Features Humbert Humbert and Dolores Haze. Humbert's childhood love, Annabel Leigh, dies. Title character rehearses for a school play directed by Claire Quilty.

Lolita (Vladimir Nabokov)

Pavel Chichikoc buys rights to title characters. Pavel argues with gambler Nozdryov after convincing Sobakevitch and Maniloff to sell him title entities. Famously compares a country to a troika.

Dead Souls (Nikolai Gogol)

Felix Honnecker plays title game when bomb drops. World ends when Papa Monzana's frozen corpse falls into the ocean, turning the oceans into ice-nine. Locals in this work practice Bokononism.

Cat's Cradle (Kurt Vonnegut)

Title character rafts the Mississippi with runaway slave Jim. The conmen Duke and Dauphin convince townspeople to come see their play called the Royal Nonesuch.

The Adventures of Huckleberry Finn (Mark Twain)

Protagonist Oskar Matzerath decides to stop growing at the age of three. Oskar can shatter glass with his voice.

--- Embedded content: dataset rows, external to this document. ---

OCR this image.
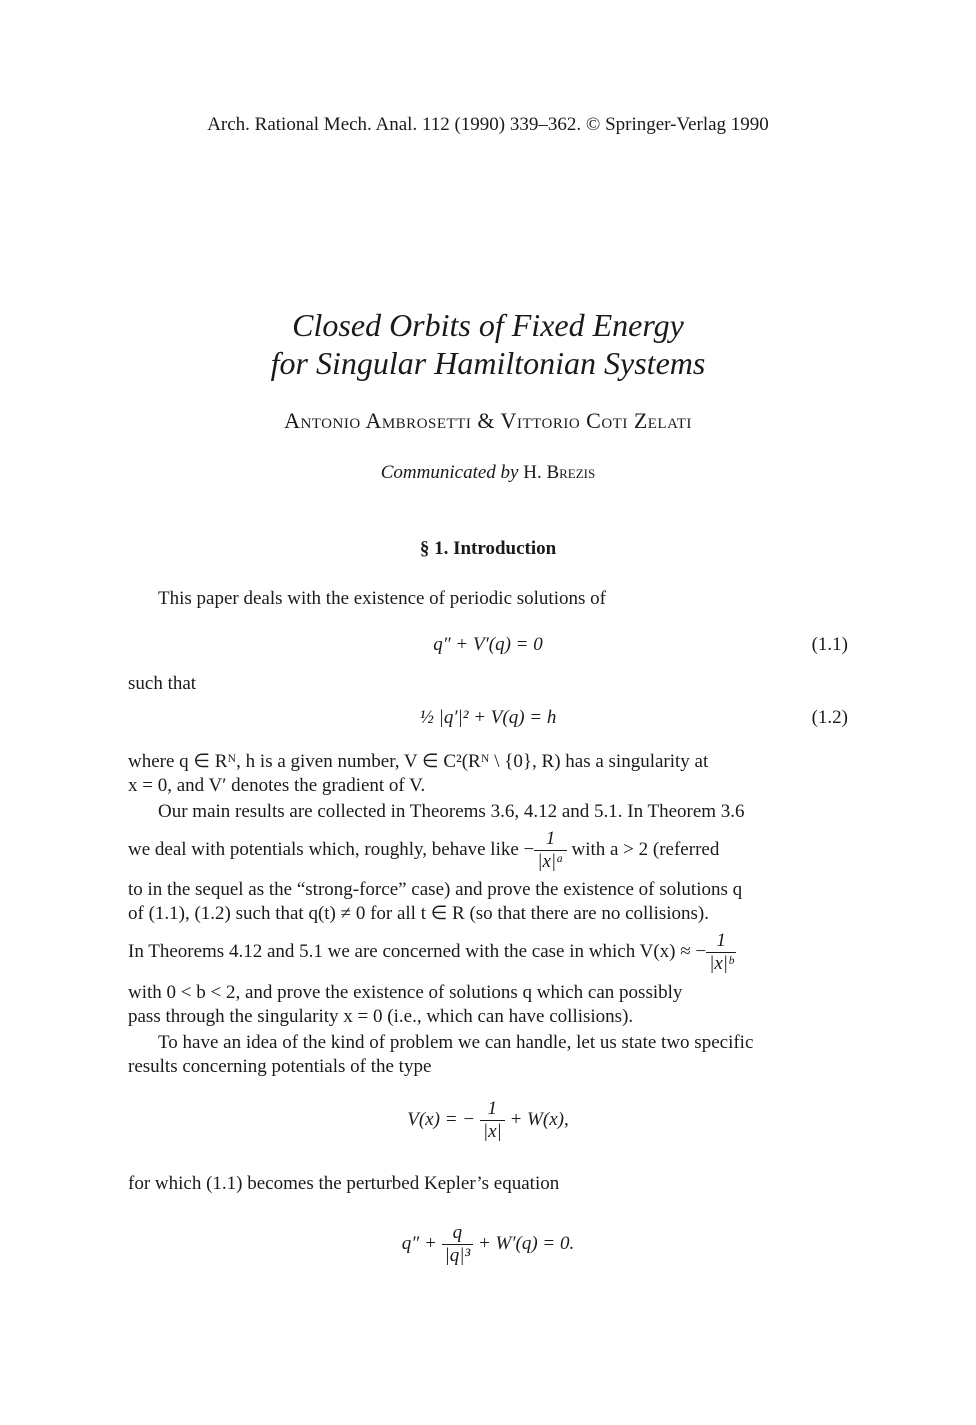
Arch. Rational Mech. Anal. 112 (1990) 339–362. © Springer-Verlag 1990
Closed Orbits of Fixed Energy
for Singular Hamiltonian Systems
Antonio Ambrosetti & Vittorio Coti Zelati
Communicated by H. Brezis
§ 1. Introduction
This paper deals with the existence of periodic solutions of
q″ + V′(q) = 0	(1.1)
such that
½ |q′|² + V(q) = h	(1.2)
where q ∈ Rᴺ, h is a given number, V ∈ C²(Rᴺ \ {0}, R) has a singularity at
x = 0, and V′ denotes the gradient of V.
Our main results are collected in Theorems 3.6, 4.12 and 5.1. In Theorem 3.6
we deal with potentials which, roughly, behave like − $\frac{1}{\text{|x|ᵃ}}$ with a > 2 (referred
to in the sequel as the “strong-force” case) and prove the existence of solutions q
of (1.1), (1.2) such that q(t) ≠ 0 for all t ∈ R (so that there are no collisions).
In Theorems 4.12 and 5.1 we are concerned with the case in which V(x) ≈ − $\frac{1}{\text{|x|ᵇ}}$
with 0 < b < 2, and prove the existence of solutions q which can possibly
pass through the singularity x = 0 (i.e., which can have collisions).
To have an idea of the kind of problem we can handle, let us state two specific
results concerning potentials of the type
V(x) = − $\frac{1}{|x|} + W(x)$,
for which (1.1) becomes the perturbed Kepler’s equation
$q'' + \frac{q}{\text{|q|³}} + W'(q) = 0$.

Bruno Matzerath makes knot sculptures based off of Oskar's tales.

The Tin Drum (Gunther Grass)

Play in which Gwendolyn and Cecily are led to believe their suitors have the title name which "inspires absolute confidence". Protagonists are named Algernon Moncrieff and Jack Worthing.

The Importance of Being Earnest (Oscar Wilde)

Play in which a beautiful girl named Sidi is lusted after by the village chief Baroka.

The Lion and the Jewel (Wole Soyinka)

This poem was published in the author's collection "Hesperides" in 1648. Its first line says "Gather ye rosebuds, while ye may".

To the Virgins, to Make Much of Time (Robert Herrick)

This poem begins, "About suffering they were never wrong, / The Old Masters". Pieter Brueghel's painting Landscape with the Fall of Icarus inspired the author to write this poem.

Musee des Beaux Arts (Wystan Hugh Auden)

The books belonging to the title character of this work are burned by a barber and a priest because they cause him to think of Dulcinea as his true love. The title character does battle with windmills. The titular character's squire is Sancho Panza.

Don Quixote (Miguel de Cervantes)

This work begins on the nights before Good Friday, "halfway along our life's path," indicating that the narrator/author is 35. A sign to an entrance reads, "abandon all hope, ye who enter here". While being guided by Virgil, the narrator encounters Brutus, Cassius, and Judas next to Satan.

The Inferno (Dante)

In this long novel, the protagonist is tricked into marrying the shallow Helene Kuragina. After Prince Andrey Bolkonsky dies, the protagonist marries Natasha Rostova. The protagonist, Pierre Bezhukov believes he is destined to kill Napoleon after seeing the Battle of Borodino.

War and Peace (Leo Tolstoy)

The protagonist horrifies her husband Will by redecorating his Victorian House. This novel centers on protagonist Carol Kennicott's attempts to bring culture to Gopher Prairie.

Main Street (Sinclair Lewis)

This satiric poem sees the gnome Umbriel visit the Cave of Spleen and collect items, after the sylphs are thrown into a state of disarray after Baron cuts off a piece of Belinda's hair.

The Rape of the Lock (Alexander Pope)

At the end of this detective novel, a Russian general is revealed to have made a fake version of the title item, keeping the original for himself. Floyd Thursby and Cairo are hired by Gutman to retrieve the title object along with Miss Wonderly, who is actually Brigid O'Shaughnessy. This novel's main detective is Sam Spade.

The Maltese Falcon (Dashiell Hammett)

This text outlines the paths of wisdom, action, and devotion as ways to transcend the three Gunas. This tale begins with a warrior thinking about how he must fight his relatives. It constists of dialogue between Arjuna and his charioteer Krishna.

Bhagavad-Gita (part of the Hindu epic Mahabharata)

Titular character encounters a saxophonist who also loves Mozart, Pablo. Pablo has an affair with the title character's lover, prompting him to stab Hermine in the Magic Theatre. Titular character's name is Harry Haller.